Савва Тимофеевич в последний год болел, хотя как будто и не опасно. Был еще далеко не в том возрасте, когда чуть ли не главные мысли человека сосредоточиваются на починке разрушающегося понемногу тела. Врачей вообще не любил. Почти машинально называл их грабителями. Отлично знал, что они бедных часто лечат бесплатно и что было бы очень странно, если б они брали мало денег с богачей. Свое нездоровье он приписывал в значительной степени расстройству нервов: неврастения усиливала болезнь, болезнь усиливала неврастению. Теперь ему нужно было повидать трех докторов по разным специальностям, и ни один из них к нему на дом приехать не мог: у всех в кабинетах были сложные приспособления, особенно у терапевта, который умел по новому способу просвечивать людей при помощи не так давно открытых Рентгеном лучей. «Видит тело насквозь. Хорошо, что хоть души не просвечивает».
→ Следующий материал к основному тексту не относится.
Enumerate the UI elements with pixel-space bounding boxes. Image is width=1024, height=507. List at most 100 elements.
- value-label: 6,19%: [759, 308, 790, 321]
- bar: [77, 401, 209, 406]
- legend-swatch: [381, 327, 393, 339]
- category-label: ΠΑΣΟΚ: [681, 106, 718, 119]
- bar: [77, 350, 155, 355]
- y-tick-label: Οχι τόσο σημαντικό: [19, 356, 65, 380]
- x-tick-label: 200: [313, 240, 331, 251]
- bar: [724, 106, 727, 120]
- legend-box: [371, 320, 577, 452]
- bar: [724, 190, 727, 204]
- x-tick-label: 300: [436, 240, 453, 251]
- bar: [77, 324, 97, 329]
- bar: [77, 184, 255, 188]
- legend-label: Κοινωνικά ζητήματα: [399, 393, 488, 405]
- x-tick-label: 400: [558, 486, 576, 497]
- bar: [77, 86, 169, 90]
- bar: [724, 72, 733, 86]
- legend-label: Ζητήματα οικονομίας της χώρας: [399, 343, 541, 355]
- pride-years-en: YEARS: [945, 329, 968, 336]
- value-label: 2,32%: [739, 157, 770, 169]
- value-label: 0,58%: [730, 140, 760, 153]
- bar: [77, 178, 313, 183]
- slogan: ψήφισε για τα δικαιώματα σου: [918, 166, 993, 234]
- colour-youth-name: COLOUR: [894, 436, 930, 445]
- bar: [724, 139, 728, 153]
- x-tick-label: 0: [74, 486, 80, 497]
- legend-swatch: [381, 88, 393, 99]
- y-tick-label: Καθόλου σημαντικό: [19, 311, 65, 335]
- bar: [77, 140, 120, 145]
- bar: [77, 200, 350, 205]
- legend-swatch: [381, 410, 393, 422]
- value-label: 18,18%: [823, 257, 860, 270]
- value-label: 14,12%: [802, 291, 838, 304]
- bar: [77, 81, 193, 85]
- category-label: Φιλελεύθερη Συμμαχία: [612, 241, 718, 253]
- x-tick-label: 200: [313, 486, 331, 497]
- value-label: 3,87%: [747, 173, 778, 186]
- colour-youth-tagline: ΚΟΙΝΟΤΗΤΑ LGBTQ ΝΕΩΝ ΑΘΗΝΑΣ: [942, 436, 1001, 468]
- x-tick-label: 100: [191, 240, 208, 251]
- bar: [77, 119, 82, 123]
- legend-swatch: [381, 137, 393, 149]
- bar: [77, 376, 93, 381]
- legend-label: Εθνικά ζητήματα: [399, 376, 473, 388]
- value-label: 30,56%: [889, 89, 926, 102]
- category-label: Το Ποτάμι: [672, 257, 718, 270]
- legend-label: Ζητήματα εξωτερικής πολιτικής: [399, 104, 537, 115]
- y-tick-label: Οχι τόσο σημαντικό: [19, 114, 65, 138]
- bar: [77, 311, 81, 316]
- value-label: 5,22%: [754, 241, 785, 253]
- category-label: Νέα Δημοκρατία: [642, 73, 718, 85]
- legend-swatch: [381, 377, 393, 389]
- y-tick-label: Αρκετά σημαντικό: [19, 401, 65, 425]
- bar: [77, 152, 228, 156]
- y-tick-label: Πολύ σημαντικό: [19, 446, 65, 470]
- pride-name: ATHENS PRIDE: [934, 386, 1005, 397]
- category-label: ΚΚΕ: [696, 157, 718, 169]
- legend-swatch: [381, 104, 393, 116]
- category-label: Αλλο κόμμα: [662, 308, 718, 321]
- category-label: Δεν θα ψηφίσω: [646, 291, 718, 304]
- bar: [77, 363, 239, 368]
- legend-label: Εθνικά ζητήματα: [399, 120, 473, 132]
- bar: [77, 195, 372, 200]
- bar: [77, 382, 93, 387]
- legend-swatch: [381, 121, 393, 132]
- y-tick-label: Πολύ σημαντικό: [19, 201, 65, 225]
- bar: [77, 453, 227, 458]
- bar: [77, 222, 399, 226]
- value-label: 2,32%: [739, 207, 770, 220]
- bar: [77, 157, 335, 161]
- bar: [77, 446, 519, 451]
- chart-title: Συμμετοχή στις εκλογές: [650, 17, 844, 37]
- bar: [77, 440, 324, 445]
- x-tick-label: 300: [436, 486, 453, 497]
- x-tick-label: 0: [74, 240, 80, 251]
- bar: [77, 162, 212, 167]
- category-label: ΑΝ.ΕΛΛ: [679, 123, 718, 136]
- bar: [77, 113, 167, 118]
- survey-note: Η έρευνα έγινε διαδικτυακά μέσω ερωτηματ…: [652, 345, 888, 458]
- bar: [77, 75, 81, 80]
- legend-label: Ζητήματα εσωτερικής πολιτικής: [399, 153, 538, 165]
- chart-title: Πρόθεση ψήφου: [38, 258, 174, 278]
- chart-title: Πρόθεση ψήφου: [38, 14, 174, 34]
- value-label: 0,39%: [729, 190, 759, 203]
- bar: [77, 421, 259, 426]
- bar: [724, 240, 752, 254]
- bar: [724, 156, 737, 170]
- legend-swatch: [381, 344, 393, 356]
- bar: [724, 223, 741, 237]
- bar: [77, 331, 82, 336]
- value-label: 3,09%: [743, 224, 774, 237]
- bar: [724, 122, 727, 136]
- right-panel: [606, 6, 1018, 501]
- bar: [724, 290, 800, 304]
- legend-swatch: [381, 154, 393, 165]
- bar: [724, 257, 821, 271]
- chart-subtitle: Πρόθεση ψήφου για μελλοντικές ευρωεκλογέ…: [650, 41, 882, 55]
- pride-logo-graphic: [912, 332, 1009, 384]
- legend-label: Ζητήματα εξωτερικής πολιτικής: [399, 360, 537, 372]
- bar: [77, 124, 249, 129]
Раз в неделю он ездил в Орехово-Зуевскую мануфактуру (в Москве ее называли несколько иначе, похоже и совершенно непристойно, но это относилось преимущественно к заводам Морозовых-«Викулычей»). Проводил там два дня, а то и три. В этот день ему уезжать не хотелось, был в особенно плохом настроении духа. «Хоть бы дождь пошел»… Савва Тимофеевич чувствовал себя бодрее в дурную погоду. В поезде он просмотрел газету, — скука. Подумал, что все редакторы газет, верно, либо циники либо очень незлобивые, благодушные люди: слишком много ерунды и пошлости каждый из них принимает и печатает, зная, что это ерунда и пошлость.

Постройки на его заводах, в отличие от других в городке, были новые, каменные, очень хорошие. Таковы были и дома, выстроенные им для рабочих с лекционными залами с театром, — другие фабриканты только пожимали плечами, а иногда в разговорах о нем многозначительно постукивали пальцем по лбу. На улицах все ему кланялись. Это было и приятно и нет: «Всё-таки кланяются больше моему богатству, чем мне. Если б у меня не было капиталов, кто бы я был? И люди перестали бы ко мне шляться, что было бы впрочем очень хорошо».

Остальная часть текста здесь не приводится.